Neguse played back comments from Jan. 6 from some of Trump’s closest allies, including Chris Christie and Kevin McCarthy, in which they disavowed what was happening during the insurrection and called for Trump to call his supporters off. And when Trump had the chance to do so, he wavered, Neguse argued.
“He didn’t condemn the attack. He didn’t condemn the attackers, didn’t say that he would send help or defend us, or defend law enforcement. He didn’t react to the violence with shock or horror or dismay, as we did. He didn’t immediately rush to Twitter and demand in the least possible terms that the mob disperse, that they stop it, that they retreat. Instead, he issued messages in the afternoon that sided with them – the insurrectionists who had left police officers battered and bloodied,” Neguse told the Senate.
“He reacted exactly the way someone would react if they were delighted and exactly unlike how a person would react if they were angry at how their followers were acting,” he continued. “Again, ask yourself how many lives would have been saved, how much pain and trauma would have been avoided if he had reacted the way that a president of the United States is supposed to act?”
In closing, Neguse said that Trump’s state of mind was clear in how he reacted to the events of Jan. 6 and in not immediately calling off his supporters – originally saying to them, “We love you. You’re very special.”
“The fact that he didn’t stop it, the fact that he incited a lawless attack and abdicated his duty to defend us from it, the fact that he actually further inflamed the mob, attacking his vice president while assassins were pursuing him in this Capitol, more than requires conviction and disqualification,” Neguse said.
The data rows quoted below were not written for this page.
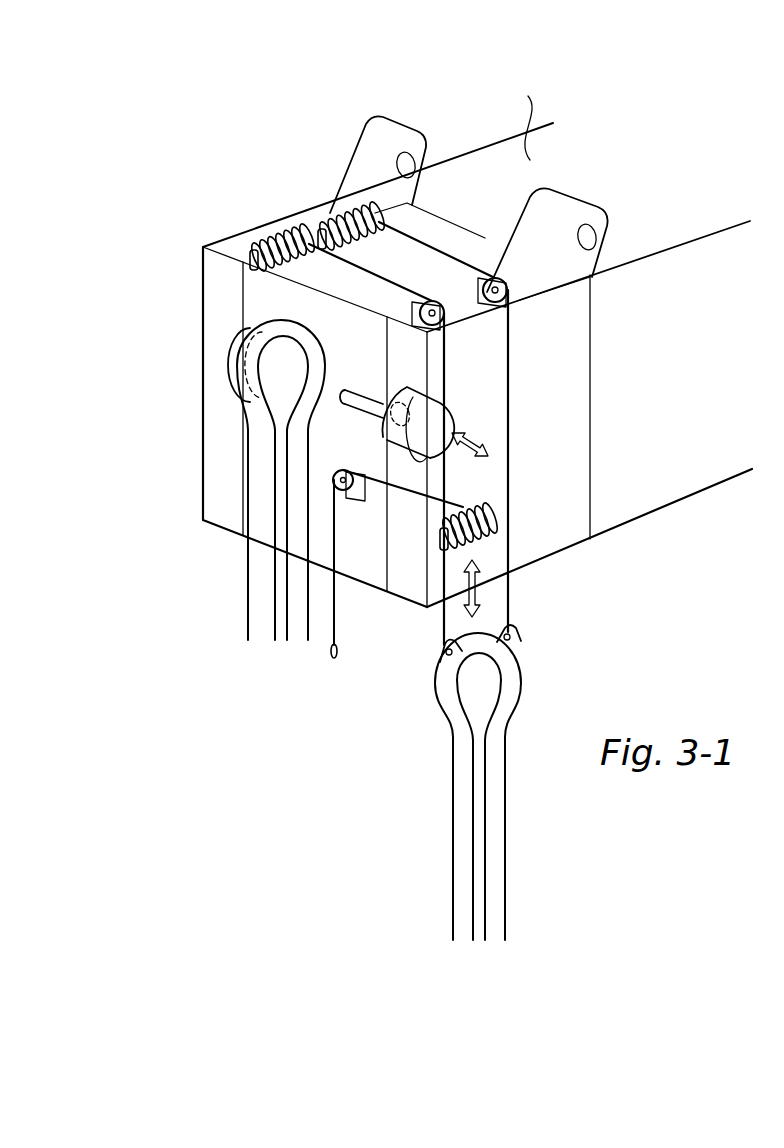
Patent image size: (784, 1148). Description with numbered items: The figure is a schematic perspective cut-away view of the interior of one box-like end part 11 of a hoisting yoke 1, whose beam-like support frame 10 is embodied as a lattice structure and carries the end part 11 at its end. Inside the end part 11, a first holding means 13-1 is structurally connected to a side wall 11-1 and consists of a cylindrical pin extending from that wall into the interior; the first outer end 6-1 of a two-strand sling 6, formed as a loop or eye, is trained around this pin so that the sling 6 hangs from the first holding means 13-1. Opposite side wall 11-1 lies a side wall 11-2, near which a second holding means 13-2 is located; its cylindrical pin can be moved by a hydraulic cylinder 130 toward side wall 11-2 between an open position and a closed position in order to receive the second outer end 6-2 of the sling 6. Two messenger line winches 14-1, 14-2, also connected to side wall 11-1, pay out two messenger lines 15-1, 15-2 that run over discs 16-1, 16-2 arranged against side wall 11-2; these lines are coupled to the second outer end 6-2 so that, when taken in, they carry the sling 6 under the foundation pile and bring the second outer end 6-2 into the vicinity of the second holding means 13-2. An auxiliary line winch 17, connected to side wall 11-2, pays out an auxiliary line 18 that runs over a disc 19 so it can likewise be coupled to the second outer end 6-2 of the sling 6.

The hoisting yoke 1 is at (472, 134).
The support frame 10 is at (531, 100).
The box-like end part 11 is at (222, 226).
The side wall 11-1 is at (225, 297).
The side wall 11-2 is at (575, 432).
The messenger line winch 14-1 is at (275, 230).
The messenger line winch 14-2 is at (345, 212).
The disc 16-1 is at (425, 302).
The disc 16-2 is at (493, 278).
The messenger line 15-1 is at (446, 376).
The messenger line 15-2 is at (512, 352).
The first holding means 13-1 is at (243, 357).
The second holding means 13-2 is at (460, 418).
The hydraulic cylinder 130 is at (362, 393).
The first outer end 6-1 is at (258, 398).
The second outer end 6-2 is at (440, 704).
The sling 6 is at (250, 594).
The auxiliary line winch 17 is at (495, 522).
The auxiliary line 18 is at (336, 612).
The disc 19 is at (350, 493).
“We humbly, humbly ask you to convict President Trump for the crime for which he is overwhelmingly guilty of. Because if you don’t, if we pretend this didn’t happen – or worse, if we let it go unanswered – who’s to say it won’t happen again?”
Raskin finished the impeachment managers’ arguments about 5 hours short of the 16 hours they had been allotted to argue their case. He cited the words of Abraham Lincoln and Thomas Paine in arguing that holding a president who commits “high crimes and misdemeanors” accountable for their actions is one of the core roles of the legislative branch and of upholding the Constitution and Republic.
And he quoted, somewhat loosely, Paine’s “The Crisis” for his final words before Trump’s legal teams argues their case starting Friday:
“’Tyranny, like hell, is not easily conquered; but we have this saving consolation: The more difficult the struggle, the more glorious in the end will be our victory,’” Raskin said. “Good luck in your deliberations.”